Many of you know about the federal law known as 287(g) of the Immigration and Nationality Act. This federal law has been on the books since 1996 and was beefed up after 9/11. It’s supposed to make our communities safer. Defend against terrorists. More than 70 police jurisdictions around the country (including Cobb, Gwinnett, Hall, and Whitfield counties here in Georgia) have signed on. But let me ask you, are you feeing any safer? No way! We’re going backwards, not forwards. More fear-based logic. What the record shows is abuse and the opposite of compassion. Federal law opening the door to police judging people by what they look like, by the color of their skin, their accent, the music they listen to. I call that racial profiling. And federal law has opened the door. Federal law, saying it’s OK to burden law enforcement with doing this, leading to a breakdown in any trust whatsoever that the Hispanic community might have had in the police.
Martin Luther King Jr. once said that “Men often hate each other because they fear each other; they fear each other because they don’t know each other; they don’t know each other because they cannot communicate; they cannot communicate because they are separated.” I call this horrible, terrible…. But existing federal law puts us right there.
Are we gonna sit back and let this happen?
Now I know we just saw key provisions in Georgia’s own anti-immigration law blocked. Unfortunately the whole law wasn’t stopped but we’re all glad that Judge Thrash threw out the legality of police to question people about their immigration status as well as the right of police to arrest those who knowingly harbor or transport undocumented immigrants. We’re all glad about this, but it only goes so far. Judge Thrash’s ruling doesn’t even touch what federal law is doing…. And supporters of state law are working like crazy to get Judge Thrash’s decision overturned on appeal.
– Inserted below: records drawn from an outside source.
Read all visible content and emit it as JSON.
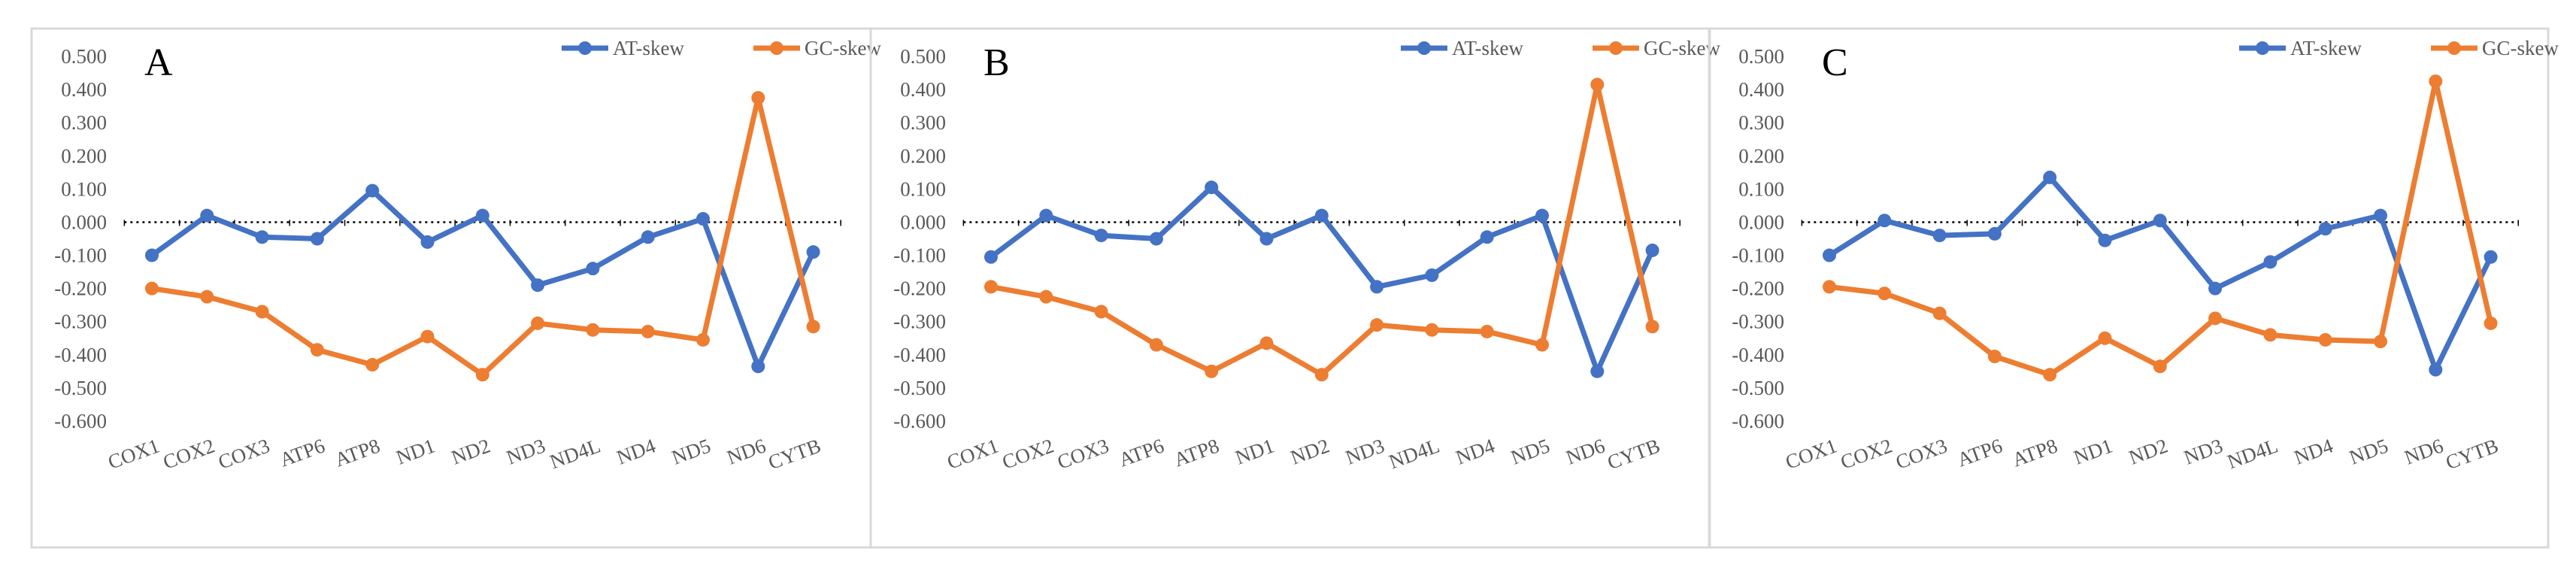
{
  "chart_data": [
    {
      "type": "line",
      "panel_label": "A",
      "categories": [
        "COX1",
        "COX2",
        "COX3",
        "ATP6",
        "ATP8",
        "ND1",
        "ND2",
        "ND3",
        "ND4L",
        "ND4",
        "ND5",
        "ND6",
        "CYTB"
      ],
      "ylim": [
        -0.6,
        0.5
      ],
      "yticks": [
        "0.500",
        "0.400",
        "0.300",
        "0.200",
        "0.100",
        "0.000",
        "-0.100",
        "-0.200",
        "-0.300",
        "-0.400",
        "-0.500",
        "-0.600"
      ],
      "grid": false,
      "legend": "top-right",
      "series": [
        {
          "name": "AT-skew",
          "color": "#4472C4",
          "values": [
            -0.1,
            0.02,
            -0.045,
            -0.05,
            0.095,
            -0.06,
            0.02,
            -0.19,
            -0.14,
            -0.045,
            0.01,
            -0.435,
            -0.09
          ]
        },
        {
          "name": "GC-skew",
          "color": "#ED7D31",
          "values": [
            -0.2,
            -0.225,
            -0.27,
            -0.385,
            -0.43,
            -0.345,
            -0.46,
            -0.305,
            -0.325,
            -0.33,
            -0.355,
            0.375,
            -0.315
          ]
        }
      ]
    },
    {
      "type": "line",
      "panel_label": "B",
      "categories": [
        "COX1",
        "COX2",
        "COX3",
        "ATP6",
        "ATP8",
        "ND1",
        "ND2",
        "ND3",
        "ND4L",
        "ND4",
        "ND5",
        "ND6",
        "CYTB"
      ],
      "ylim": [
        -0.6,
        0.5
      ],
      "yticks": [
        "0.500",
        "0.400",
        "0.300",
        "0.200",
        "0.100",
        "0.000",
        "-0.100",
        "-0.200",
        "-0.300",
        "-0.400",
        "-0.500",
        "-0.600"
      ],
      "grid": false,
      "legend": "top-right",
      "series": [
        {
          "name": "AT-skew",
          "color": "#4472C4",
          "values": [
            -0.105,
            0.02,
            -0.04,
            -0.05,
            0.105,
            -0.05,
            0.02,
            -0.195,
            -0.16,
            -0.045,
            0.02,
            -0.45,
            -0.085
          ]
        },
        {
          "name": "GC-skew",
          "color": "#ED7D31",
          "values": [
            -0.195,
            -0.225,
            -0.27,
            -0.37,
            -0.45,
            -0.365,
            -0.46,
            -0.31,
            -0.325,
            -0.33,
            -0.37,
            0.415,
            -0.315
          ]
        }
      ]
    },
    {
      "type": "line",
      "panel_label": "C",
      "categories": [
        "COX1",
        "COX2",
        "COX3",
        "ATP6",
        "ATP8",
        "ND1",
        "ND2",
        "ND3",
        "ND4L",
        "ND4",
        "ND5",
        "ND6",
        "CYTB"
      ],
      "ylim": [
        -0.6,
        0.5
      ],
      "yticks": [
        "0.500",
        "0.400",
        "0.300",
        "0.200",
        "0.100",
        "0.000",
        "-0.100",
        "-0.200",
        "-0.300",
        "-0.400",
        "-0.500",
        "-0.600"
      ],
      "grid": false,
      "legend": "top-right",
      "series": [
        {
          "name": "AT-skew",
          "color": "#4472C4",
          "values": [
            -0.1,
            0.005,
            -0.04,
            -0.035,
            0.135,
            -0.055,
            0.005,
            -0.2,
            -0.12,
            -0.02,
            0.02,
            -0.445,
            -0.105
          ]
        },
        {
          "name": "GC-skew",
          "color": "#ED7D31",
          "values": [
            -0.195,
            -0.215,
            -0.275,
            -0.405,
            -0.46,
            -0.35,
            -0.435,
            -0.29,
            -0.34,
            -0.355,
            -0.36,
            0.425,
            -0.305
          ]
        }
      ]
    }
  ]
}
This journey we’re on is not over by a long shot. We need to transform hearts here in Georgia and in America. That’s the journey before us. Brings to mind a song we Unitarian Universalists sing, called Woyaya: “It will be hard we know, and the road will be muddy and rough, but we will get there, heaven knows how we will get there, but we know we will.”
Do you believe?
We WILL get there.
“The moral test of government,” said statesman Hubert Humphrey, “is how the government treats those who are in the dawn of life, the children; those who are in the twilight of life, the elderly; and those who are in the shadows of life, the sick, the needy, and the handicapped.” To this list add our undocumented immigrant brothers and sisters. They (we) are in the shadows of life also. Government’s proper job and our job is to love them and not to bully them, not to split families apart, not to prevent them from ever experiencing the American Dream for themselves… Our job is love. God made ALL PEOPLE good, not just some….
It’s the Golden Rule. Simple as that. Comes to us from every world religion. And it’s calling us today, calling us all to be Golden in America, and Golden in Georgia. Let us be Golden!